Kopenhag'daki Yüksek Düzeyli Bakanlar Toplantısı'nın kilit noktalarından bir diğeri de iklim finansmanına erişimdi. Özellikle en az gelişmiş ülkelerden ve küçük ada devletlerinden birçok katılımcı Yeşil İklim Fonu gibi sözleşmenin finansal mekanizmalarına erişim için gerekli akreditasyon ve ödeme prosedürlerinin uzun ve zahmetli olduğu konusundaki endişelerini dile getirdiler. Bu tür meşakkatli ve karmaşık erişim prosedürleri iklim değişikliğinin aciliyetinin gerektirdiği hıza açık bir şekilde uygun değiller.

Gelişmekte olan ülkelerin iklim değişikliğine uyum sağlamasına yardımcı olmayı amaçlayan Adaptasyon Fonu sözleşmenin önemli bir finansal mekanizması. Yararlanıcı ülkeler, özellikle iklim değişikliğine karşı en savunmasız olan ülkelerin erişimini kolaylaştırmak için Adaptasyon Fonu’nun daha esnek olmasını istiyor. Bu sebeple uluslararası iklim fonları erişim prosedürlerini kolaylaştırabilirse gelişmekte olan ülkelerin iklim finansmanına olan erişimleri büyük ölçüde iyileştirilmiş olur.

DİĞER KONULAR

Kopenhag’da iklim değişikliğinin uluslararası yönetimini yenilikçi bir şekilde güncelleyerek hiçbir ülkenin geride bırakılmadığı bir sistem olarak yeniden tasarlanması gerektiğini vurguladık.  Toplantıda mevcut uluslararası iş birliği mekanizmalarının ve öğrenilmiş derslerin ülkelerce paylaşılmasının Paris Anlaşması’nın uygulamadaki başarısı için son derece önemli olduğunun altını çizdik.

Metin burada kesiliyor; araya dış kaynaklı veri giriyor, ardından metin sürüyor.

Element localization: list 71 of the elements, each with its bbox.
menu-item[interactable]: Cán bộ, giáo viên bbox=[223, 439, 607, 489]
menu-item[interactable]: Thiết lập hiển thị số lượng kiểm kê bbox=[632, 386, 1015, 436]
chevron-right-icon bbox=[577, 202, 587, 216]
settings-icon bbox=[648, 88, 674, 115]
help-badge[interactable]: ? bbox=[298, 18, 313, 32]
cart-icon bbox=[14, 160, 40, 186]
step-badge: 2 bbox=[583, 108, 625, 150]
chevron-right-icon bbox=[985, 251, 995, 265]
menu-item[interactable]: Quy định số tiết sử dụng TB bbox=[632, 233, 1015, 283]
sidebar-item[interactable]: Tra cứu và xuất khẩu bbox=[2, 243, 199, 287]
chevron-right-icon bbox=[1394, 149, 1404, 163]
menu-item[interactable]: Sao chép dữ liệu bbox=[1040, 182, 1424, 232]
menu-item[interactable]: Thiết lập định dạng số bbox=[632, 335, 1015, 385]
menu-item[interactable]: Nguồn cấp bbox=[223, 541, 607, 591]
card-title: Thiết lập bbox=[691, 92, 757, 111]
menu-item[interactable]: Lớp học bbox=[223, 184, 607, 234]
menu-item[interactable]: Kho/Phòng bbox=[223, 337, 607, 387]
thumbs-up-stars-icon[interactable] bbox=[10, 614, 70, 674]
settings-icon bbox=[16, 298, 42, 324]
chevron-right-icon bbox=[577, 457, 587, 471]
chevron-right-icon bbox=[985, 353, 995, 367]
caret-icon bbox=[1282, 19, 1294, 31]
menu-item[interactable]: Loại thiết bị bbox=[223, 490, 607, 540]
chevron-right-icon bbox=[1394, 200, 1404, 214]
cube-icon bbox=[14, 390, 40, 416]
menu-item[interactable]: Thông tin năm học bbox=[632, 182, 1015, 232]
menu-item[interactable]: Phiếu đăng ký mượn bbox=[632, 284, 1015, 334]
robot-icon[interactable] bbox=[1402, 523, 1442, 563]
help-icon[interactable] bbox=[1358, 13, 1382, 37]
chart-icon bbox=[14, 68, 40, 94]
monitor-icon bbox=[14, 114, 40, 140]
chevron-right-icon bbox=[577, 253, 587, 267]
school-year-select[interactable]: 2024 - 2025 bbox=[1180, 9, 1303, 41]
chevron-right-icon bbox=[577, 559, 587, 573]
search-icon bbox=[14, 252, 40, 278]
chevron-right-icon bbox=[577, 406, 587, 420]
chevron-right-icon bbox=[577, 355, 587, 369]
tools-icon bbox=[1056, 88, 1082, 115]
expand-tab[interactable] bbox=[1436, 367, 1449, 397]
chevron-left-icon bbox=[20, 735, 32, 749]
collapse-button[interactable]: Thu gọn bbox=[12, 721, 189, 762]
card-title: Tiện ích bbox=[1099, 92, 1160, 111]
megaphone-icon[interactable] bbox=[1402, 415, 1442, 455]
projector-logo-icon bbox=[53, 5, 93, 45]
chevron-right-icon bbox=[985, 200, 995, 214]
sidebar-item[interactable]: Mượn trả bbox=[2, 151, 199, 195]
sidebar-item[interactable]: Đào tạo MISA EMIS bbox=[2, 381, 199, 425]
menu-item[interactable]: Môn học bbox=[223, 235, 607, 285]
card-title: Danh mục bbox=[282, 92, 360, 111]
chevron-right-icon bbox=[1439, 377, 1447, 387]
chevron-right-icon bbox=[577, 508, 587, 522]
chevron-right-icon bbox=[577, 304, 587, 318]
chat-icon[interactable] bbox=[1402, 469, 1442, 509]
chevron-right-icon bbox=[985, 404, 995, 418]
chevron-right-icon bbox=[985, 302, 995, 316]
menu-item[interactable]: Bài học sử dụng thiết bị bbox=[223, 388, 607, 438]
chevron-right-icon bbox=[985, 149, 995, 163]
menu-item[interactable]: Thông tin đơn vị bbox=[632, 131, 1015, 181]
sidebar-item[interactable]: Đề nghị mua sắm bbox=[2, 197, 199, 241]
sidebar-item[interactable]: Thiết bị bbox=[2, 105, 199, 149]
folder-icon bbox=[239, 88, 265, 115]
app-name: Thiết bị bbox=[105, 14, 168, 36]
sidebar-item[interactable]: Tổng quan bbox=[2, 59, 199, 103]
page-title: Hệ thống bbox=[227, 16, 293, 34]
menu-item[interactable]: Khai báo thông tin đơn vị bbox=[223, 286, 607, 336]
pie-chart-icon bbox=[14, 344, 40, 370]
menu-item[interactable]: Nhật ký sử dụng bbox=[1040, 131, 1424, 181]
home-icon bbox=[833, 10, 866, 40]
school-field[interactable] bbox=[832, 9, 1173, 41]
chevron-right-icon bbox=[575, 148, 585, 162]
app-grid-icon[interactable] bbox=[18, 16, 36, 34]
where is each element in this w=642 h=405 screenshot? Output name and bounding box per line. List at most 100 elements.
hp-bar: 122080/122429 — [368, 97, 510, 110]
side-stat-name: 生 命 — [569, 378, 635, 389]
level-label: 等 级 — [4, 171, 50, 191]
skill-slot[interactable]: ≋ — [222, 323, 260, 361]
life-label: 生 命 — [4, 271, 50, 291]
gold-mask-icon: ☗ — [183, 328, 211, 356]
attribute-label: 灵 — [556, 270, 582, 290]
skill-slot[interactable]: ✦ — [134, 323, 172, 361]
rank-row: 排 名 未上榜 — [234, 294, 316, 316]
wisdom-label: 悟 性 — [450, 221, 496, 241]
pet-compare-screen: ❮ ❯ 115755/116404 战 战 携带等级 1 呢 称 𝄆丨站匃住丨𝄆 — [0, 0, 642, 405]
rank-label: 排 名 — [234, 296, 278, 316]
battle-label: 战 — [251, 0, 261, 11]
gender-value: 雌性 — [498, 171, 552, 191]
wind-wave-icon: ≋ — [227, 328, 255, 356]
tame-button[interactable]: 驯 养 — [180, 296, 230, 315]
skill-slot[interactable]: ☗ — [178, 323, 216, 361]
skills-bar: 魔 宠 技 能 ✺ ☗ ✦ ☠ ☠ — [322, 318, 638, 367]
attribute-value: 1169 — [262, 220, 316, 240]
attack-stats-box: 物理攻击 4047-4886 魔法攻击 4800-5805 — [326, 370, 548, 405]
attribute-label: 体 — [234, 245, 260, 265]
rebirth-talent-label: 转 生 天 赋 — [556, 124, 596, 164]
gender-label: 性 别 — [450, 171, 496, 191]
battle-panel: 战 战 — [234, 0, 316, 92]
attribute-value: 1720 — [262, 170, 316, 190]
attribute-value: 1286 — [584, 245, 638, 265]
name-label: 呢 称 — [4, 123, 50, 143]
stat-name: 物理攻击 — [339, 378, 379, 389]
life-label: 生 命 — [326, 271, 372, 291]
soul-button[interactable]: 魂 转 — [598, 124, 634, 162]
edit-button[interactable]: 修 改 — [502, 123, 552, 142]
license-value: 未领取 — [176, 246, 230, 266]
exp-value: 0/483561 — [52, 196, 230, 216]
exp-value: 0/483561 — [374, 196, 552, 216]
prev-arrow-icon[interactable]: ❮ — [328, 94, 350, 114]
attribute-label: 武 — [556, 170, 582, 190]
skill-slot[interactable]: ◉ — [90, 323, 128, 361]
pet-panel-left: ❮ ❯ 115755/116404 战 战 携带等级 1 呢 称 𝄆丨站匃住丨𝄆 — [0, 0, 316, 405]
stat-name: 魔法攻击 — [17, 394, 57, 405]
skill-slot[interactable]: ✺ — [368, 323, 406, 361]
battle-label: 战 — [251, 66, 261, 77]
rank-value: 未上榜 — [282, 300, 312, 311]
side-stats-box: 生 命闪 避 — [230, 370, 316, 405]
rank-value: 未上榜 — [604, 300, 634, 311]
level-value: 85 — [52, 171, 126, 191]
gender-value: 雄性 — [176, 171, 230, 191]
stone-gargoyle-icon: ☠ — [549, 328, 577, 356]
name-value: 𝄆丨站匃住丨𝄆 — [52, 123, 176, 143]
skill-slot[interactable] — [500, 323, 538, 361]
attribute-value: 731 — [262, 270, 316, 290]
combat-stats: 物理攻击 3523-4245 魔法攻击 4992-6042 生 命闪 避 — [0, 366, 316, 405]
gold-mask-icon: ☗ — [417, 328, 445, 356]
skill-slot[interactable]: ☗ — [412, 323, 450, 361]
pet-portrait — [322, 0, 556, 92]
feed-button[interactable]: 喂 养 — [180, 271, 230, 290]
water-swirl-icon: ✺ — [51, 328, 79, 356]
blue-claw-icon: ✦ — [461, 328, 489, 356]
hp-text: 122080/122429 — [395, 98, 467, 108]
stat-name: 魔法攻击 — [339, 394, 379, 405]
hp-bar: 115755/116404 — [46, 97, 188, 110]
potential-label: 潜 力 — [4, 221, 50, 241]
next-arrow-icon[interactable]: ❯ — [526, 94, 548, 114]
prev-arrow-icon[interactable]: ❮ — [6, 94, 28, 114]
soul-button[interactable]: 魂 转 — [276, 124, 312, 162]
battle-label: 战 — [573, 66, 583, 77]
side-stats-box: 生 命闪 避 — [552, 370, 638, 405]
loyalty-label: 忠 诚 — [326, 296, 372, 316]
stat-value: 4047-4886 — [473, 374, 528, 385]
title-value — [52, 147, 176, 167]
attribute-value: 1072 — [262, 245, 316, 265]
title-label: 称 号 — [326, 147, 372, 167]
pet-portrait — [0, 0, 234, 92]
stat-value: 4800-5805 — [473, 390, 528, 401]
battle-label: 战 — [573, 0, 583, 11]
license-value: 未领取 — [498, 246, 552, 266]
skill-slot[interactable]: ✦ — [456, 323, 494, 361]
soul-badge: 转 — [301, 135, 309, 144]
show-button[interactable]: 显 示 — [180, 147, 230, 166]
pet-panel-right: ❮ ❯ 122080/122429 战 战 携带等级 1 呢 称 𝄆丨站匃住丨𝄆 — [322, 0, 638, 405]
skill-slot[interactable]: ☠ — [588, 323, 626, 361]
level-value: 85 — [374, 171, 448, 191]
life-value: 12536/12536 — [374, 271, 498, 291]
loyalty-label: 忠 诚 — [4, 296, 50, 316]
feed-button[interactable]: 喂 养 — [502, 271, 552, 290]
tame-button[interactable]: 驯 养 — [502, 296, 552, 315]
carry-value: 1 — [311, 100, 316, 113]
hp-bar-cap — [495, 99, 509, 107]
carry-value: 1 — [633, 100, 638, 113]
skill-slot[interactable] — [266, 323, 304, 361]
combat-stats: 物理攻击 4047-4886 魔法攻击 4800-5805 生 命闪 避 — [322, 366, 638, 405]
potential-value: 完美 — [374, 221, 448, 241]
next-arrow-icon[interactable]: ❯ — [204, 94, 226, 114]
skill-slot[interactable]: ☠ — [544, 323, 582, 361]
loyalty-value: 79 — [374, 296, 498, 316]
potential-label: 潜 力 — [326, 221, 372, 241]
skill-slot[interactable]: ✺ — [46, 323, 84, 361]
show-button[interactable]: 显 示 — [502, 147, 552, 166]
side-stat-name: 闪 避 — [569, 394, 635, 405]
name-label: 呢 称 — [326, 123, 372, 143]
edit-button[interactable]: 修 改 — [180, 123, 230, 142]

Kopenhag’daki toplantının zor bir uluslararası bağlamda gerçekleştirildiğini belirtmek gerekir. Son dönemde uluslararası gelişmelerin tetiklediği enerji fiyatlarındaki artış birçok kişiyi endişelendirdi. Bazı ülkeler enerji krizini fosil yakıtlardan uzaklaşarak yenilenebilir enerjiye olan geçişi hızlandırmak için bir fırsat olarak görüyor. Öte yandan, Glasgow İklim Paktı'nda kömürle ilgili kararların yeniden düşünülmesi gerektiğini belirten ülkeler de var.

Pek çok konudaki görüş farklılıklarına rağmen Kopenhag toplantısının katılımcıları emisyon açığını kapatmak ve 1,5 derece hedefine ulaşmak için azaltım çabalarının güçlendirilmesi gerektiği konusunda hemfikirdi. Gelişmiş ülkeler bu sürece öncülük etmeyi kabul ederken tüm ülkeler küresel iklim değişikliğine gerekli katkıyı verebilmek için uluslararası işbirliğine ihtiyaç olduğu konusunda mutabık.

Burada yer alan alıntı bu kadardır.